Guyatt G, Jaeschke R, Heddle N, Cook D, Shannon H, Walter S
Department of Clinical Epidemiology and Biostatistics, McMaster University, Hamilton, Ont.
CMAJ. 1995 Jan 1;152(1):27-32.
In the first of a series of four articles the authors explain the statistical concepts of hypothesis testing and p values. In many clinical trials investigators test a null hypothesis that there is no difference between a new treatment and a placebo or between two treatments. The result of a single experiment will almost always show some difference between the experimental and the control groups. Is the difference due to chance, or is it large enough to reject the null hypothesis and conclude that there is a true difference in treatment effects? Statistical tests yield a p value: the probability that the experiment would show a difference as great or greater than that observed if the null hypothesis were true. By convention, p values of less than 0.05 are considered statistically significant, and investigators conclude that there is a real difference. However, the smaller the sample size, the greater the chance of erroneously concluding that the experimental treatment does not differ from the control--in statistical terms, the power of the test may be inadequate. Tests of several outcomes from one set of data may lead to an erroneous conclusion that an outcome is significant if the joint probability of the outcomes is not taken into account. Hypothesis testing has limitations, which will be discussed in the next article in the series.
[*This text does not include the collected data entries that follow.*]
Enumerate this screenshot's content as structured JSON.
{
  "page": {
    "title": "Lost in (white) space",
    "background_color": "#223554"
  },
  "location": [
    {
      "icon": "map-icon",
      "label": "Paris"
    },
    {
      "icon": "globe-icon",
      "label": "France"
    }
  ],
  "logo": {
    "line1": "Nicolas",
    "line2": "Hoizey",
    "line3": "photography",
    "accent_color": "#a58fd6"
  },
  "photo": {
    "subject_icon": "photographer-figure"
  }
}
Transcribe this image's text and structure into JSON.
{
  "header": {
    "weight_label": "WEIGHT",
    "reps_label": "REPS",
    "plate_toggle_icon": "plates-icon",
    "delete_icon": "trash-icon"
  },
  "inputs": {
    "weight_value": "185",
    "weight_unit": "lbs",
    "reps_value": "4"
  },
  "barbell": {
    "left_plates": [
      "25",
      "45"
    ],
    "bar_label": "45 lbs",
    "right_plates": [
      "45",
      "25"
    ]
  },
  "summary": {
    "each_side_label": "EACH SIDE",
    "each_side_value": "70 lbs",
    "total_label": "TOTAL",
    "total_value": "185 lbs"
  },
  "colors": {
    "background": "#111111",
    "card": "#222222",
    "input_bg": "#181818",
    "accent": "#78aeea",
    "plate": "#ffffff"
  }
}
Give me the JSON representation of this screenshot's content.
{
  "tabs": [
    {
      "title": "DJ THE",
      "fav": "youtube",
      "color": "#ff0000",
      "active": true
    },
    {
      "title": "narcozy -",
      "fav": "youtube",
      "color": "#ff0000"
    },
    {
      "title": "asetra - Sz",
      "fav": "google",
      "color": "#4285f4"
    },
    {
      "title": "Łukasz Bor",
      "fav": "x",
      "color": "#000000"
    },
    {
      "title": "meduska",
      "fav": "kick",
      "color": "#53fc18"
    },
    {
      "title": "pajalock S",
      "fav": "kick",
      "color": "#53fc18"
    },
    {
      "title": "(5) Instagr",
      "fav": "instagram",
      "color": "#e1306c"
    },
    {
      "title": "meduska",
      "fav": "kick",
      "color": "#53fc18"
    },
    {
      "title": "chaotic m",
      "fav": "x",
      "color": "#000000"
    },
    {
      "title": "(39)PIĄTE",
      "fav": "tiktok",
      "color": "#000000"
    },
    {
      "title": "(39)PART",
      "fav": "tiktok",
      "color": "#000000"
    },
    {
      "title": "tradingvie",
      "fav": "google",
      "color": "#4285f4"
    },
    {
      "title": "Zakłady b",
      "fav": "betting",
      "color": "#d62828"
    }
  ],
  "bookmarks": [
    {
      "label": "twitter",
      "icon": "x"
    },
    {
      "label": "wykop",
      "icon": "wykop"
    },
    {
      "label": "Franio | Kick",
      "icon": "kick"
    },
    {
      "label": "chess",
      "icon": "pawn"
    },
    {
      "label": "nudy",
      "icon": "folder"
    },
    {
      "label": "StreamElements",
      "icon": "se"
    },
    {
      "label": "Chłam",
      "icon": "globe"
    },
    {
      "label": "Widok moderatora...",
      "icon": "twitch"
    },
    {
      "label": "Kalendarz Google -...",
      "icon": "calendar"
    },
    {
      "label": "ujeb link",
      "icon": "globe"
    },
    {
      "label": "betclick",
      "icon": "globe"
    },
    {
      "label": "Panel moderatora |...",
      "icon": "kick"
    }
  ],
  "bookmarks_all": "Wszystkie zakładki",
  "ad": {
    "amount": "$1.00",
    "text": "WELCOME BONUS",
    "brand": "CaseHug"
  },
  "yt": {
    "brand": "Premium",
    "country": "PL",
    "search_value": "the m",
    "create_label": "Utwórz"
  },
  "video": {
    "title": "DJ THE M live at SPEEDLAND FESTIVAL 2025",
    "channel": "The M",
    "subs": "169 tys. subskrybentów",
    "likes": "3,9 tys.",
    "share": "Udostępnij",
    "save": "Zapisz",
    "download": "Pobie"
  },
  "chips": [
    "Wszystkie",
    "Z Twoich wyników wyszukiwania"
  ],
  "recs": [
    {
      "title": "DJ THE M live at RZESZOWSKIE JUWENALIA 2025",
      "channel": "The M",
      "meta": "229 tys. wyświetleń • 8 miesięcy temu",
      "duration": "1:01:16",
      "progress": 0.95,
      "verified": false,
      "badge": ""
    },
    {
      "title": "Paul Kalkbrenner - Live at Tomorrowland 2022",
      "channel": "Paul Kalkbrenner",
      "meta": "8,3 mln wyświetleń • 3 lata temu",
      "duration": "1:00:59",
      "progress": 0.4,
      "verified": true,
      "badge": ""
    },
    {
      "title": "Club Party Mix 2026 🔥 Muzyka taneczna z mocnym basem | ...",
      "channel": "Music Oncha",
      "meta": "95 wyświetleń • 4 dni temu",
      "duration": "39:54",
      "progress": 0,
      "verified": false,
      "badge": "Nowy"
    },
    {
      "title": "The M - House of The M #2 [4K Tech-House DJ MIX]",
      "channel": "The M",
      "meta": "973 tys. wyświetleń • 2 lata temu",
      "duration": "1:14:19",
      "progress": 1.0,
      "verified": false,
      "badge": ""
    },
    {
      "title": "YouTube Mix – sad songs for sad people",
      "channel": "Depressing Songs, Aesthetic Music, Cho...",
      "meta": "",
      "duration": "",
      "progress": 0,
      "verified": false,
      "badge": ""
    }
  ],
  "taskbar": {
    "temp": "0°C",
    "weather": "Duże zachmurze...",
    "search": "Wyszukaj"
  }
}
在系列四篇文章的第一篇中,作者解释了假设检验和p值的统计学概念。在许多临床试验中,研究人员会检验一个零假设,即新治疗方法与安慰剂之间或两种治疗方法之间没有差异。单次实验的结果几乎总会显示实验组与对照组之间存在一些差异。这种差异是由于偶然因素造成的,还是大到足以拒绝零假设并得出治疗效果存在真正差异的结论呢?统计检验会得出一个p值:如果零假设为真,实验显示出与观察到的差异一样大或更大差异的概率。按照惯例,p值小于0.05被认为具有统计学显著性,研究人员据此得出存在真正差异的结论。然而,样本量越小,错误地得出实验治疗与对照无差异结论的可能性就越大——从统计学角度来说,检验效能可能不足。如果不考虑一组数据中多个结果的联合概率,对这些结果进行多次检验可能会导致错误地得出某个结果具有显著性的结论。假设检验存在局限性,这将在本系列的下一篇文章中进行讨论。